Unfortunately, she found that cinnamon makes its way into enough dishes in such subtle ways (many Indian and Thai sauces, for example) that it was no longer feasible to just play guess-and-check. Fard is also a vegetarian, which she says contributes to the guilt she feels about disclosing various aversions and allergies when eating out. "I went out to breakfast not long ago, and it turns out the dish I ordered wasn't vegetarian. They brought me a replacement dish that was vegetarian, but had cinnamon sprinkled all over it," she says. "I felt so guilty because I didn't want to burden them another time, and just took the whole thing home for my fiancé to eat."

Lauren Wolf, psychologist and associate training director of the health psychology program at California Pacific Medical Center and co-founder, works with allergy patients who also experience frequent social anxiety. They often "struggle to publicly alert waiters of their allergies, choosing instead to forgo disclosure and risk of significant health effects." Wolf describes how a number of her clients have had success navigating eating at restaurants by creating a food allergy card to hand to a waiter. "People with food allergies have to vigilantly protect themselves from food contamination," she says. "They may have to avoid certain environments, such as airplane travel. They may even have to avoid affection from a partner who may have accidentally eaten a forbidden ingredient."

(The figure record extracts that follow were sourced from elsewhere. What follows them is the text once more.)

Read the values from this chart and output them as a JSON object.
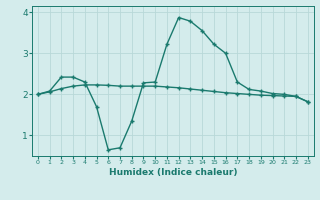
{
  "xlabel": "Humidex (Indice chaleur)",
  "background_color": "#d4ecec",
  "line_color": "#1a7a6e",
  "grid_color": "#b8d8d8",
  "x": [
    0,
    1,
    2,
    3,
    4,
    5,
    6,
    7,
    8,
    9,
    10,
    11,
    12,
    13,
    14,
    15,
    16,
    17,
    18,
    19,
    20,
    21,
    22,
    23
  ],
  "line1": [
    2.0,
    2.08,
    2.42,
    2.42,
    2.3,
    1.7,
    0.65,
    0.7,
    1.35,
    2.28,
    2.3,
    3.22,
    3.87,
    3.78,
    3.55,
    3.22,
    3.0,
    2.3,
    2.12,
    2.08,
    2.02,
    2.0,
    1.95,
    1.82
  ],
  "line2": [
    2.0,
    2.06,
    2.14,
    2.2,
    2.23,
    2.23,
    2.22,
    2.2,
    2.2,
    2.2,
    2.2,
    2.18,
    2.16,
    2.13,
    2.1,
    2.07,
    2.04,
    2.02,
    2.0,
    1.98,
    1.97,
    1.96,
    1.95,
    1.82
  ],
  "ylim": [
    0.5,
    4.15
  ],
  "xlim": [
    -0.5,
    23.5
  ],
  "yticks": [
    1,
    2,
    3,
    4
  ],
  "xticks": [
    0,
    1,
    2,
    3,
    4,
    5,
    6,
    7,
    8,
    9,
    10,
    11,
    12,
    13,
    14,
    15,
    16,
    17,
    18,
    19,
    20,
    21,
    22,
    23
  ],
  "marker": "+",
  "markersize": 3.5,
  "linewidth": 1.0
}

For some patients, the trust dynamic between patient and restaurant is so fraught with anxiety that letting someone else cook for them simply stops being worth it. Jillian Rodriguez and her partner both suffer from celiac disease, and in the past two to three years, she says they have almost completely stopped dining out in their hometown of Detroit. "People always give you a heavy sigh and the eye roll when you say you can't have gluten," she tells me. "That's why I had to start disclosing that I had celiac, so waitstaff would actually take my allergy seriously."

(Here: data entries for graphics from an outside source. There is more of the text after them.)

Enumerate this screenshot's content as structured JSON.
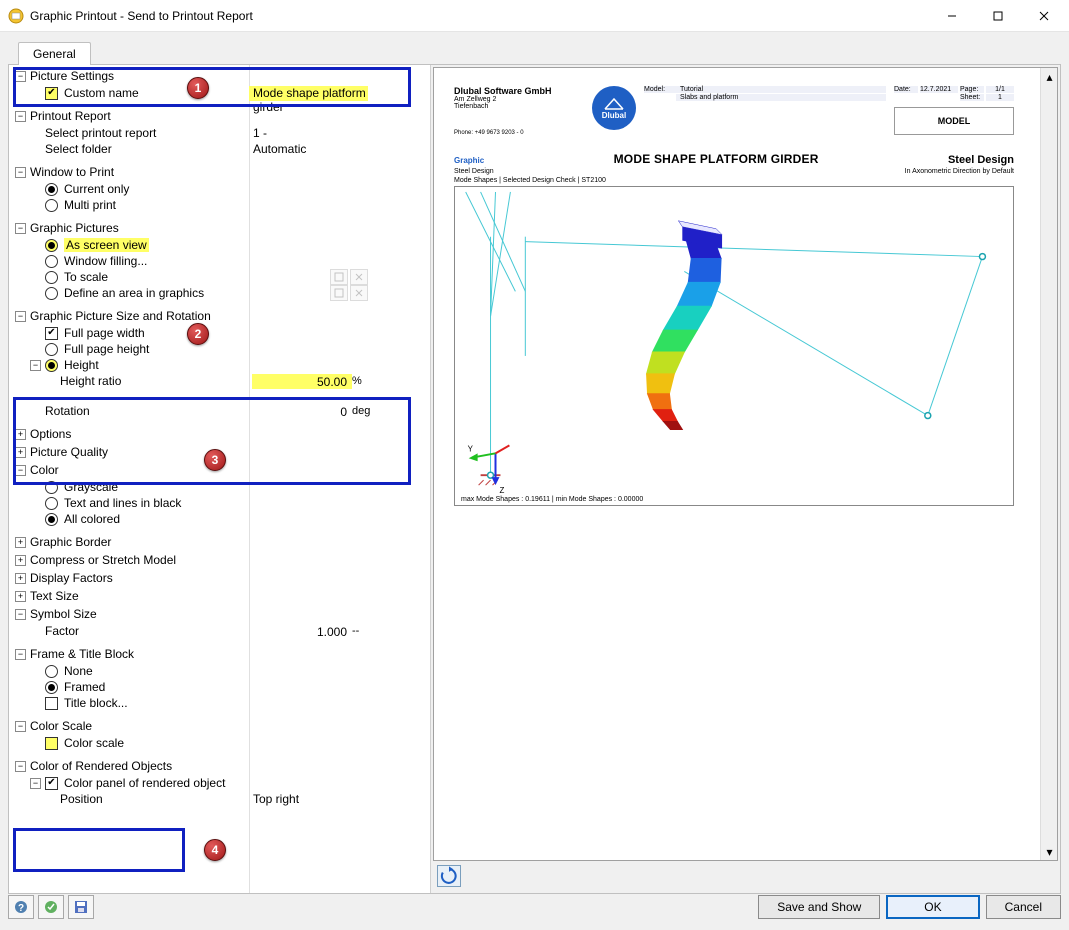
{
  "window": {
    "title": "Graphic Printout - Send to Printout Report"
  },
  "tabs": {
    "general": "General"
  },
  "badges": [
    "1",
    "2",
    "3",
    "4"
  ],
  "sections": {
    "pictureSettings": {
      "title": "Picture Settings",
      "customName": "Custom name",
      "customNameValue": "Mode shape platform girder"
    },
    "printoutReport": {
      "title": "Printout Report",
      "selectReport": "Select printout report",
      "selectReportValue": "1 -",
      "selectFolder": "Select folder",
      "selectFolderValue": "Automatic"
    },
    "windowToPrint": {
      "title": "Window to Print",
      "currentOnly": "Current only",
      "multiPrint": "Multi print"
    },
    "graphicPictures": {
      "title": "Graphic Pictures",
      "asScreenView": "As screen view",
      "windowFilling": "Window filling...",
      "toScale": "To scale",
      "defineArea": "Define an area in graphics"
    },
    "sizeRotation": {
      "title": "Graphic Picture Size and Rotation",
      "fullPageWidth": "Full page width",
      "fullPageHeight": "Full page height",
      "height": "Height",
      "heightRatio": "Height ratio",
      "heightRatioValue": "50.00",
      "heightRatioUnit": "%",
      "rotation": "Rotation",
      "rotationValue": "0",
      "rotationUnit": "deg"
    },
    "options": "Options",
    "pictureQuality": "Picture Quality",
    "color": {
      "title": "Color",
      "grayscale": "Grayscale",
      "textLines": "Text and lines in black",
      "allColored": "All colored"
    },
    "graphicBorder": "Graphic Border",
    "compress": "Compress or Stretch Model",
    "displayFactors": "Display Factors",
    "textSize": "Text Size",
    "symbolSize": {
      "title": "Symbol Size",
      "factor": "Factor",
      "factorValue": "1.000",
      "factorUnit": "--"
    },
    "frameTitle": {
      "title": "Frame & Title Block",
      "none": "None",
      "framed": "Framed",
      "titleBlock": "Title block..."
    },
    "colorScale": {
      "title": "Color Scale",
      "colorScale": "Color scale"
    },
    "renderedObjects": {
      "title": "Color of Rendered Objects",
      "colorPanel": "Color panel of rendered object",
      "position": "Position",
      "positionValue": "Top right"
    }
  },
  "preview": {
    "company": "Dlubal Software GmbH",
    "addr1": "Am Zellweg 2",
    "addr2": "Tiefenbach",
    "phone": "Phone: +49 9673 9203 - 0",
    "logoText": "Dlubal",
    "meta": {
      "modelLbl": "Model:",
      "model": "Tutorial",
      "sub": "Slabs and platform",
      "dateLbl": "Date:",
      "date": "12.7.2021",
      "pageLbl": "Page:",
      "page": "1/1",
      "sheetLbl": "Sheet:",
      "sheet": "1",
      "modelBox": "MODEL"
    },
    "graphicLbl": "Graphic",
    "graphicTitle": "MODE SHAPE PLATFORM GIRDER",
    "graphicRight": "Steel Design",
    "sub1": "Steel Design",
    "sub2": "Mode Shapes | Selected Design Check | ST2100",
    "subRight": "In Axonometric Direction by Default",
    "footer": "max Mode Shapes : 0.19611 | min Mode Shapes : 0.00000",
    "axes": {
      "y": "Y",
      "z": "Z"
    },
    "shape": {
      "wire_color": "#46c8d4",
      "node_color": "#1aa3af",
      "fill_colors": [
        "#2020c8",
        "#1e60e0",
        "#1aa0e8",
        "#18d0c0",
        "#30e060",
        "#c0e020",
        "#f0c010",
        "#f07010",
        "#e02010",
        "#a01010"
      ],
      "origin_colors": {
        "x": "#e02020",
        "y": "#20c020",
        "z": "#2030e0"
      }
    }
  },
  "buttons": {
    "saveAndShow": "Save and Show",
    "ok": "OK",
    "cancel": "Cancel"
  }
}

Rodriguez recalls a recent experience at a hibachi restaurant, in which the grillmaster insisted on cooking their food on a grill that everything else—including things she was allergic to—is prepared on (versus a special grill they and most restaurants have that avoids cross contamination). He felt the larger grill created better flavors. "We [my partner and I] were really anxious because cross-contamination poses a serious challenge for us. We eventually gave in because the grillmaster was so pushy and we didn't want to keep making a scene, but the whole meal was impacted as a result." Despite Rodriguez's difficult experience, some chefs have figured out the value of making patrons with allergies feel welcome, instead of like a burden.

Jamie Bissonnette is a chef and co-owner at three of Boston's most popular restaurants, Toro, Coppa, and Little Donkey. "As a chef who has had allergies of my own, I wanted to instill the severity of the issue to the team, not just for the health and safety, but for the hospitality." His team says that guests notice when servers go the extra mile to accommodate an allergy or a restriction in ways that don't make it seem like it's a burden to the restaurant––this TLC pays back in Yelp and Google reviews, which we all know can make or break a restaurant's reputation.

The equation for making eating out a more enjoyable experience for people with allergies isn't simple; it depends on servers being able to own their roles in ensuring the safety of their patrons, and also depends on folks with allergies feeling comfortable enough to disclose their allergens, and speak up despite the anxiety or guilt of asking about (or even sending back) a dish that could potentially be harmful. After all, everyone deserves to indulge in the mindless joy of clicking "Place Order" on GrubHub or ordering the greasiest burger on the menu without worrying about getting shade from the server or spending a night in the ER.